Skeet’s design encompasses a rich ecosystem intended to support diverse aspects of app development:

  • Back-End Structure: Skeet promotes the creation of independent, function-based architectures where business logic is neatly encapsulated in standalone units. This structure aligns with the Single Responsibility Principle, which advocate for modules handling specific, standalone tasks.
  • Front-End Integration: Although primarily a back-end framework, Skeet supports popular front-end frameworks like React and React Native, ensuring that applications deliver seamless user experiences.
  • Data Management: The framework offers robust options for handling data, supporting both SQL and NoSQL databases alongside integrations with data warehouses like Google’s BigQuery for extensive data analysis.

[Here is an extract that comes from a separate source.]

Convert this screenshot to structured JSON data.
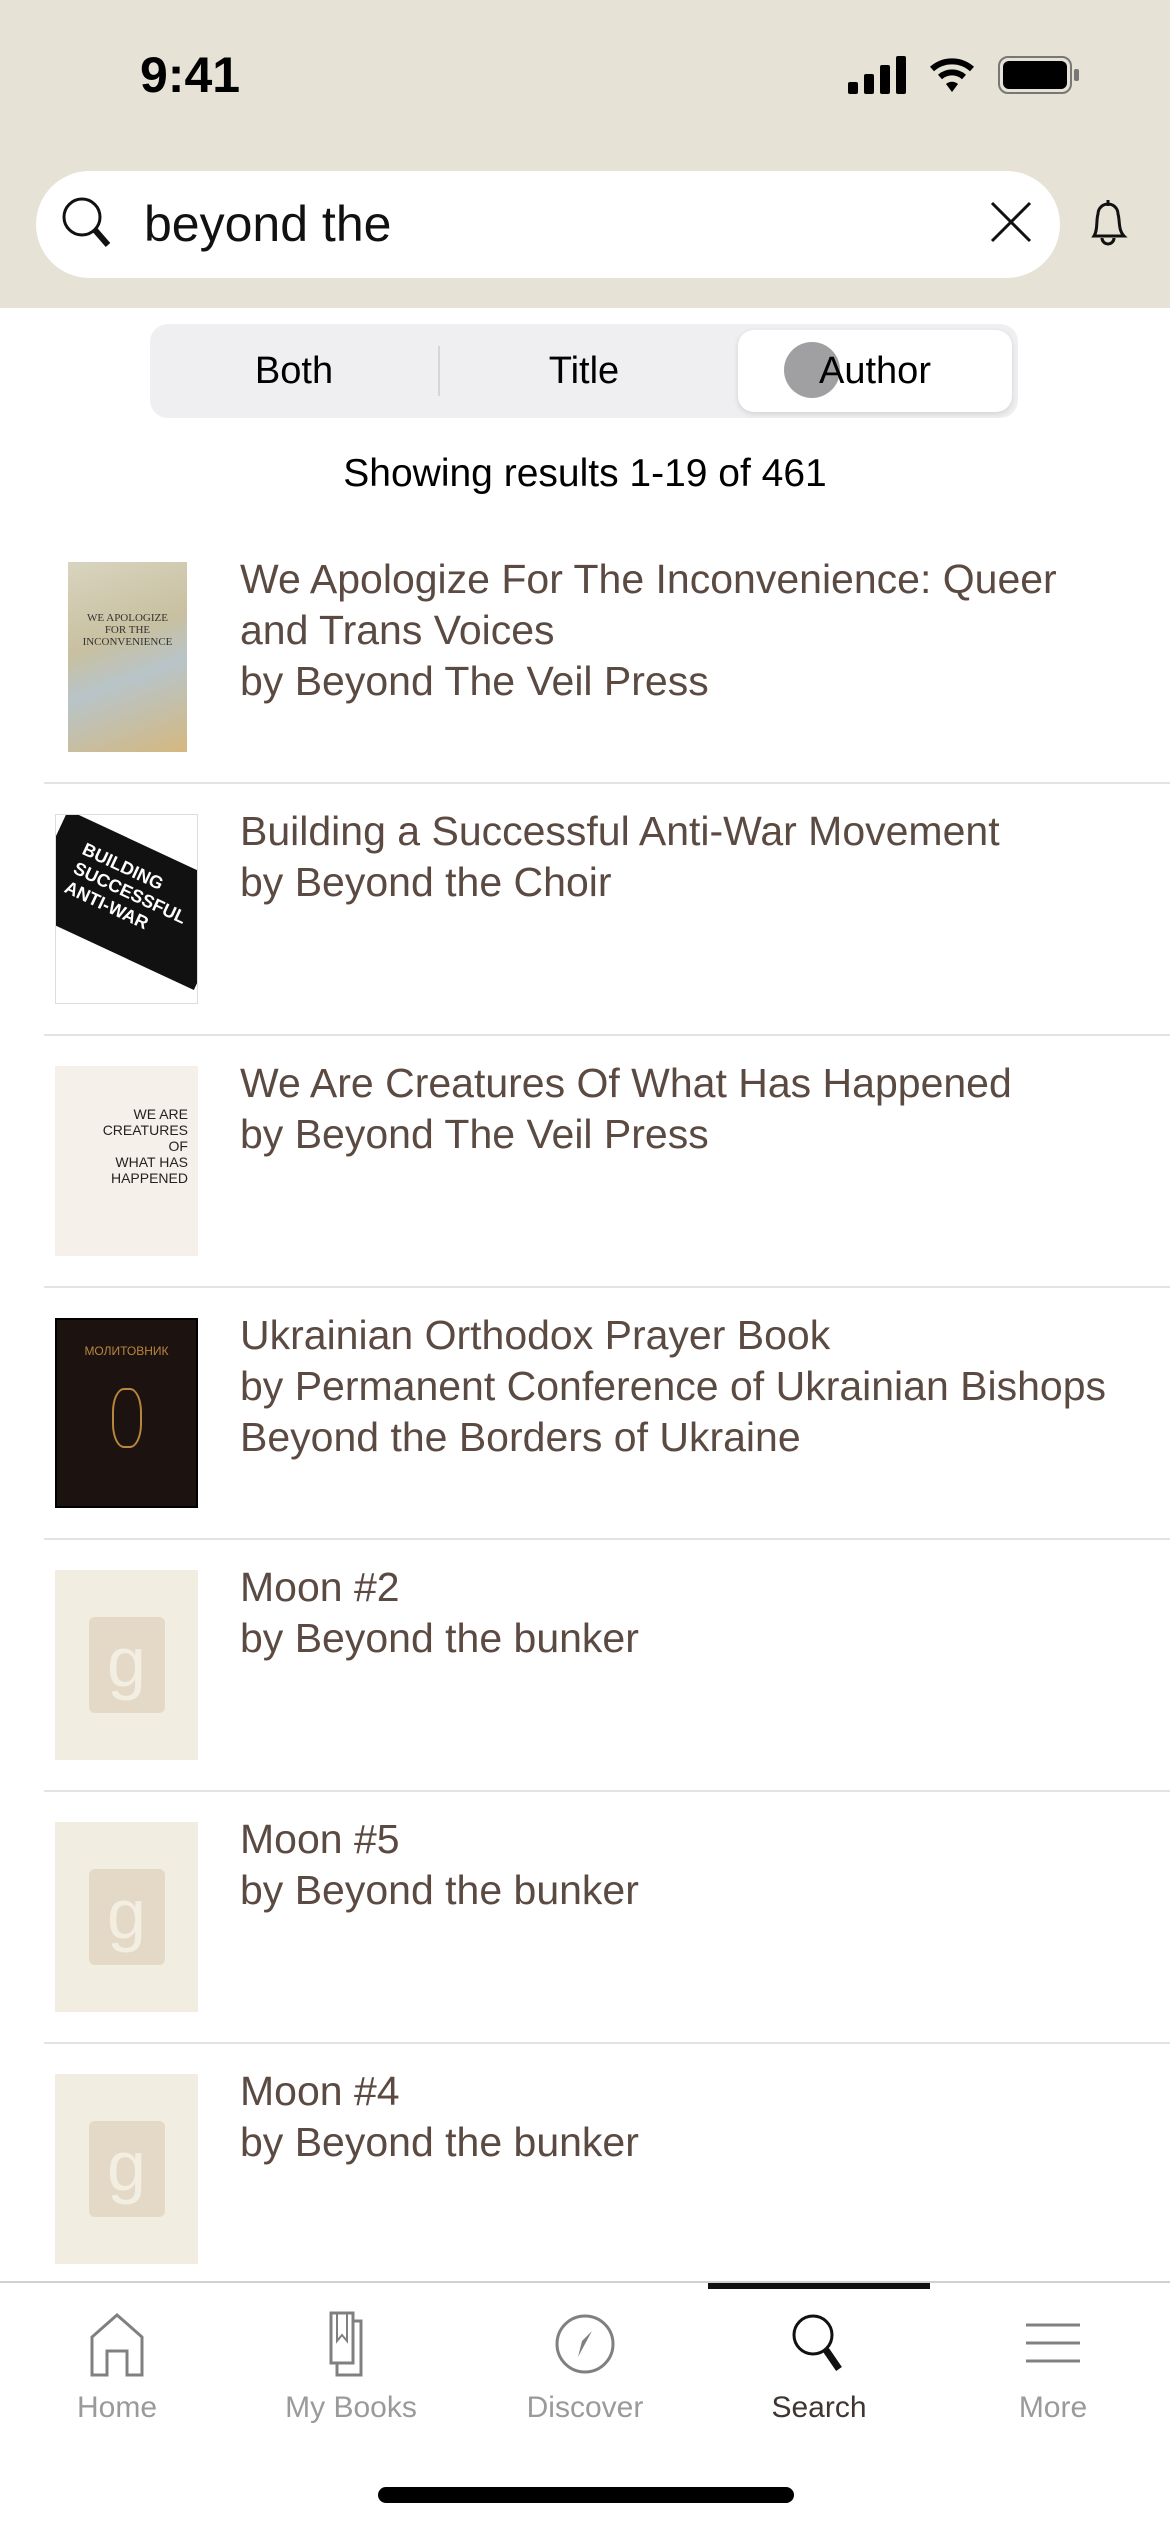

Future Outlook and Community Involvement

Skeet continues to evolve, driven by community feedback and the ongoing shifts within the tech landscape. Future enhancements may focus on expanding AI capabilities and further simplifying the complexities of cloud-based deployments. The growing community around Skeet can contribute to its development, creating a repository of custom functions and solutions that can be shared among developers.

As AI and serverless technologies become increasingly pivotal in app development, frameworks like Skeet are set to play a crucial role in defining how developers build modern applications that are both scalable and intelligent. This framework offers a promising avenue for developers looking to integrate advanced AI features into their applications efficiently, without becoming mired in the underlying technical complexities.